Independent professions - A resident of a Contracting State who produces self-employment income in the other State must pay taxes in the latter if he regularly has a fixed base for the exercise of his activities; in this case, only the income attributable to the fixed base is taxable. In the case in which the autonomous professions concern the activities of professional artists or sportsmen they are taxable in the foreign State, even if practiced occasionally, in the case in which: a) the amount of gross income received by the artist or sportsman, including reimbursement of expenses, exceeds 20,000 Dollars or its equivalent in Euro in the fiscal year considered; b) your stay lasts for more than 90 days in total in the fiscal year under consideration. The fees and attendance fees are taxable in the State where this activity is carried out.

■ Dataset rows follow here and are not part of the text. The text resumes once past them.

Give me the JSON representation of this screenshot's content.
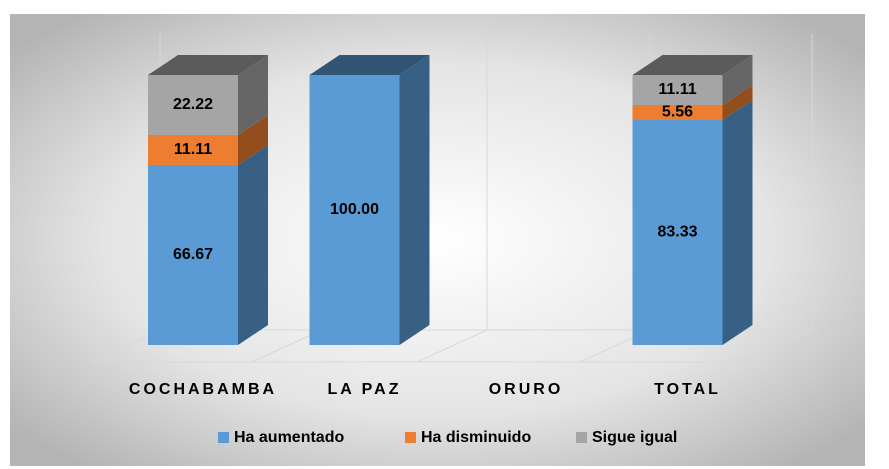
{
  "chart_data": {
    "type": "bar3d_stacked",
    "categories": [
      "COCHABAMBA",
      "LA PAZ",
      "ORURO",
      "TOTAL"
    ],
    "series": [
      {
        "name": "Ha aumentado",
        "color": "#5b9bd5",
        "values": [
          66.67,
          100,
          null,
          83.33
        ],
        "value_labels": [
          "66.67",
          "100.00",
          null,
          "83.33"
        ]
      },
      {
        "name": "Ha disminuido",
        "color": "#ed7d31",
        "values": [
          11.11,
          null,
          null,
          5.56
        ],
        "value_labels": [
          "11.11",
          null,
          null,
          "5.56"
        ]
      },
      {
        "name": "Sigue igual",
        "color": "#a5a5a5",
        "values": [
          22.22,
          null,
          null,
          11.11
        ],
        "value_labels": [
          "22.22",
          null,
          null,
          "11.11"
        ]
      }
    ],
    "legend": "bottom"
  }
}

Employment - The income from employment of a resident of one of the two Contracting States received for services performed in the other State, are taxed in his country of residence in the cases in which: a) the employer is a resident of the latter; b) the burden of remuneration is not borne by a permanent establishment that the employer owns in the foreign state; c) the stay does not exceed a total of 183 days during the fiscal year considered. For the work income of professors and teachers who teach or carry out research (in the public interest) at a university, college, school or other recognized educational institution, or at a public medical institution, (of course in the State where they are not resident) the limit of 183 days extends up to a maximum of two years (points a and b are excluded). For students and apprentices the foreign State does not apply any tax on the amounts received as reimbursements provided they come from outside this State. Pensions and other similar remuneration (and except as provided in paragraph 2 of Article 19 on public functions) from the Contracting State where the subject is not a resident, are taxable where he resides. In the event that such a subject should change nationality at a certain point then such incomes would remain taxable in the first State. Annuities, on the other hand, received by a resident of a Contracting State are taxable only in that State. Family allowances paid by a resident of a Contracting State, other than the one in which the beneficiary resides, are taxable only in the State of the recipient is a resident. Furthermore, nothing is due from the latter if the person making the periodic payments has no possibility of deduction in his favor in the state where he resides.

FINAL CONSIDERATIONS

The Convention also provides for a principle of non-discrimination and the respective competent Authorities are expressly prohibited from subjecting the income of subjects coming from the other Contracting State to a tax burden more onerous than that provided for national (similar) companies operating in the same sector. Furthermore, disputes that may arise from the application of the Convention must be resolved through the friendly procedure. According to the provisions of the law, if a subject believes that the measures adopted by one or both States do not comply with the provisions of the Convention, he may, regardless of the appeals provided for by the national legislation of the States, submit the case to the competent authority of the Contracting State of which he is a resident or, in the case of discriminatory conduct, to that of the State of which he is a national. The complaint must be made within the three years following the first notification of the measure that implies an imposition that does not comply with the provisions of the Convention. The competent Authorities, if the appeal appears to be founded, will do their best (as stated in art. 25, par 3) to resolve by mutual agreement the difficulties or doubts inherent in the interpretation or application of the Convention. They may also consult for the elimination of double taxation by communicating directly with each other. In fact, also in order to avoid tax evasion and avoidance, the Convention provides the authority for the authorities of the two Contracting States to exchange information; the dialogue, however, must be functional to the application of the Convention and / or aimed at resolving the disputes arising from it. Obviously the obligation to secrecy for sensitive information received remains.